Today, the 27th of November 2017, the Criminal Justice (Victims of Crime) Act 2017, became law in Ireland.
Maria McDonald BL, a founding member of the Victims Rights Alliance, commented: ‘This is a landmark day for victims of crime in Ireland. For the first time, victims are legally entitled to the right to information, support and protection. All criminal justice agencies engaging with victims of crime, including the Gardaí, the Court Service, the Prison Service and the Probation Service, must ensure that victims get access to their rights or they risk being brought to court’.
The new legislation states that victims must be provided with information on first contact with the Gardaí. Victims must also be provided information on any significant developments on their case including arrest, charge, bail, remand and any other court date. A victim has right to a copy of any statement they made to the Gardaí. The Act now permits all victims of crime to provide a victim impact statement, should they wish. Previously only certain victims could make a victim impact statement such as victims of homicide, rape, sexual abuse and assault.
A victim must be able to understand the information that they receive and that they must be able to be understood. The Act places an obligation on the Gardaí, the Garda Ombudsman, the DPP, the Courts Service and the Irish Prison Service, to ensure that any communication with a victim is in a simple language and it takes account of any disability that a victim may have.

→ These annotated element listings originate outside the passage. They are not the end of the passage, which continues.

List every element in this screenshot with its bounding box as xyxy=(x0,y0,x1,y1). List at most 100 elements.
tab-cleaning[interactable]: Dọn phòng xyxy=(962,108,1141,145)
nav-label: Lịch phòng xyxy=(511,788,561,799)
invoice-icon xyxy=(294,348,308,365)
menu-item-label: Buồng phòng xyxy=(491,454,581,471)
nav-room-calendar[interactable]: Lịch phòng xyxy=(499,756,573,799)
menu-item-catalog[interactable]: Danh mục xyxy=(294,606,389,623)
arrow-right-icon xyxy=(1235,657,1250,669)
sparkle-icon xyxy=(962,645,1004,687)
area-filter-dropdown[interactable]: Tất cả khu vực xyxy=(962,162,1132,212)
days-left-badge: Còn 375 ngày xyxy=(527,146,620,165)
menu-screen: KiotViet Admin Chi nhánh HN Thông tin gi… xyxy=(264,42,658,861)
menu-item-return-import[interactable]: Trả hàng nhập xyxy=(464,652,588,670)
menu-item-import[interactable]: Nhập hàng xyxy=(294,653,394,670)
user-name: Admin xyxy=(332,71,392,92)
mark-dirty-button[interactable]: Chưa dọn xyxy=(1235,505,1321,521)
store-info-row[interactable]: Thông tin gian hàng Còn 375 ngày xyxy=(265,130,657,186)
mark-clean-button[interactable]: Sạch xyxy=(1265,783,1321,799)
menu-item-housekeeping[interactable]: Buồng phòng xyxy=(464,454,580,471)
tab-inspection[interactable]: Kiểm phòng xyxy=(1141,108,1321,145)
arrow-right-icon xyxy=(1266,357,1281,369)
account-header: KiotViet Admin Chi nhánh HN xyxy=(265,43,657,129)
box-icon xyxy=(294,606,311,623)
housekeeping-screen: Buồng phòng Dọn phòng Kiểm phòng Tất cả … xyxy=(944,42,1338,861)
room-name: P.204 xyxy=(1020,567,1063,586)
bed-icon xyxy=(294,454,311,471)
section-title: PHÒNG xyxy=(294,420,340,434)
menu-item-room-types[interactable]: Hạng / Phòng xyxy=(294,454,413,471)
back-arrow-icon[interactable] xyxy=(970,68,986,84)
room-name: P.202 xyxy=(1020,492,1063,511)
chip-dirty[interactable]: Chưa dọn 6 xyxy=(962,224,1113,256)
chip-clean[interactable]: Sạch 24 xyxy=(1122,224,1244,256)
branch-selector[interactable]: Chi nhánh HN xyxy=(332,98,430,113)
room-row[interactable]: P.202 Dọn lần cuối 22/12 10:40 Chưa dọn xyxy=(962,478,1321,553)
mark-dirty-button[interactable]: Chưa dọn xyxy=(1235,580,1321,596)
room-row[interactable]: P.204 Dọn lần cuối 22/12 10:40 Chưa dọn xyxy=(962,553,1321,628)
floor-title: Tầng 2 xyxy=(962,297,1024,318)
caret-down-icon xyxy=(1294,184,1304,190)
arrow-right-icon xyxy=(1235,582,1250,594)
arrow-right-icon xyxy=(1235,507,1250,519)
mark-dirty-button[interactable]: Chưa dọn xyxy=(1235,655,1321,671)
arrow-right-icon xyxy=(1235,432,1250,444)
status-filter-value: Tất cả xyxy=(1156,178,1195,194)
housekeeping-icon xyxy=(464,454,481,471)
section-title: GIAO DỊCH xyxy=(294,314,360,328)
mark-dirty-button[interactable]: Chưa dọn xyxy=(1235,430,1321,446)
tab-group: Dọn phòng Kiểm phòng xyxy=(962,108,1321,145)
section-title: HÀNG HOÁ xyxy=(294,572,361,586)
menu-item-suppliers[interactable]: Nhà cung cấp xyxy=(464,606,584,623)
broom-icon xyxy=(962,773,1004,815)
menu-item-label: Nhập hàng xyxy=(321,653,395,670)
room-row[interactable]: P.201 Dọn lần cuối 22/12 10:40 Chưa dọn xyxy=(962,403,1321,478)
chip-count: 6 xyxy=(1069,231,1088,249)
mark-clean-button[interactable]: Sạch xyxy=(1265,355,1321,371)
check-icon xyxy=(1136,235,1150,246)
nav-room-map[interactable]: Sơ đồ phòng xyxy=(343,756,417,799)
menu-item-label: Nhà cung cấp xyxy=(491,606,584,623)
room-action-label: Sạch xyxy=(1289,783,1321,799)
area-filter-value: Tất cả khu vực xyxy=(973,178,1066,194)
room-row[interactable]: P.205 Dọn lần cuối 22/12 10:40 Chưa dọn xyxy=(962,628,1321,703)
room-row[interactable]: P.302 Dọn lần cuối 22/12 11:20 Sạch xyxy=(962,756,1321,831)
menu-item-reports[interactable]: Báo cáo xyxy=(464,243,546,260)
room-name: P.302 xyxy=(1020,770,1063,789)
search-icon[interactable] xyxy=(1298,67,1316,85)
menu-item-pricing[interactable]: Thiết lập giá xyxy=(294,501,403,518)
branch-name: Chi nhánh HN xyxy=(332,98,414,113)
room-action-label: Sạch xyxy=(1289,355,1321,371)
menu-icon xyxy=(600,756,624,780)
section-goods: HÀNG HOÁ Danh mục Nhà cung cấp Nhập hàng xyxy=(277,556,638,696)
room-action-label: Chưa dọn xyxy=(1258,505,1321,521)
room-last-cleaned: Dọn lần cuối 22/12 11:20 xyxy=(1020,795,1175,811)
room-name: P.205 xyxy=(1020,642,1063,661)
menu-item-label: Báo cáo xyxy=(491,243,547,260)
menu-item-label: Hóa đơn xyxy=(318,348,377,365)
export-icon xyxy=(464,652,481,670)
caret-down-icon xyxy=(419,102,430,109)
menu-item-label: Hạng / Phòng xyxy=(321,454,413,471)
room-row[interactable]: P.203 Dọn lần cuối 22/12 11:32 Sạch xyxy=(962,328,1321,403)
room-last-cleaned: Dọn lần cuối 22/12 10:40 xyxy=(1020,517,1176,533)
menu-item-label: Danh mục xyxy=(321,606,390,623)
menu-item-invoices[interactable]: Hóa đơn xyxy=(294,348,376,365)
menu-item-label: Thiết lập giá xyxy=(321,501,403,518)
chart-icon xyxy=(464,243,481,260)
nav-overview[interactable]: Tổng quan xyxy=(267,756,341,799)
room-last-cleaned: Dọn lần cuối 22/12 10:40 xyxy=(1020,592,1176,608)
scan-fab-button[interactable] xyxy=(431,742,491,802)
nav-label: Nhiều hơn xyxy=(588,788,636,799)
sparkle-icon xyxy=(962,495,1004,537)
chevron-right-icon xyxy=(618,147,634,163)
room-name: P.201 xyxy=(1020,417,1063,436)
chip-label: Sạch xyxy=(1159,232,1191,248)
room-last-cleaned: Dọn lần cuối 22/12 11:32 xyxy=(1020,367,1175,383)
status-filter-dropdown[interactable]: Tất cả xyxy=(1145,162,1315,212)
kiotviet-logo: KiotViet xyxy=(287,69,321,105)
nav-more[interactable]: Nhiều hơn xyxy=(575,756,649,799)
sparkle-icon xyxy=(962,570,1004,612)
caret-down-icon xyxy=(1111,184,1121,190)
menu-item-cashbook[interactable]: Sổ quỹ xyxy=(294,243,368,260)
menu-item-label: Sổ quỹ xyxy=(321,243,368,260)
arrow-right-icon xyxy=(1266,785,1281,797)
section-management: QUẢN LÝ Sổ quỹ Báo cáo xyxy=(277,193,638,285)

Maria McDonald BL has warned:
‘This legislation is very welcome but a lot of work still need to be done to ensure that victims can access their rights under the Criminal Justice (Victims of Crime) Act 2017. For example, the information leaflet currently being provided to victims by the Gardaí does not provide all of the information it needs to under the Act. It is also not written in a manner which can be easily understood by a victim.
The Criminal Justice (Victims of Crime) Act 2017 also provides that a victim can be accompanied by a person of their choice including a legal representative when making a statement to the Gardaí. However, the Act does not provide for legal aid for victims of crime. Some victims may not be able to access this right as they cannot afford a solicitor. Government should consider extending legal aid to victims of crime so that they can access their right to be accompanied under the EU Victims Directive and the Criminal Justice (Victims of Crime) Act 2017.
Finally victims of crime do not want to have to go back to court to enforce their rights under this legislation. The Victims’ Rights Alliance calls again on Government to establish an Ombudsman for Victims of Crime to ensure that victims can access a quick, clear and independent complaints procedures’.
The Act provides that all victims must be individually assessed to ascertain if they need special protection measures. Children are presumed to need special protection measures. These protection measures can result in the public being excluded from the court room and it can prohibit the cross-examination of a victim relating their private life, not related to the criminal. Amendments to the the Criminal Evidence Act 1992, have not been commenced today.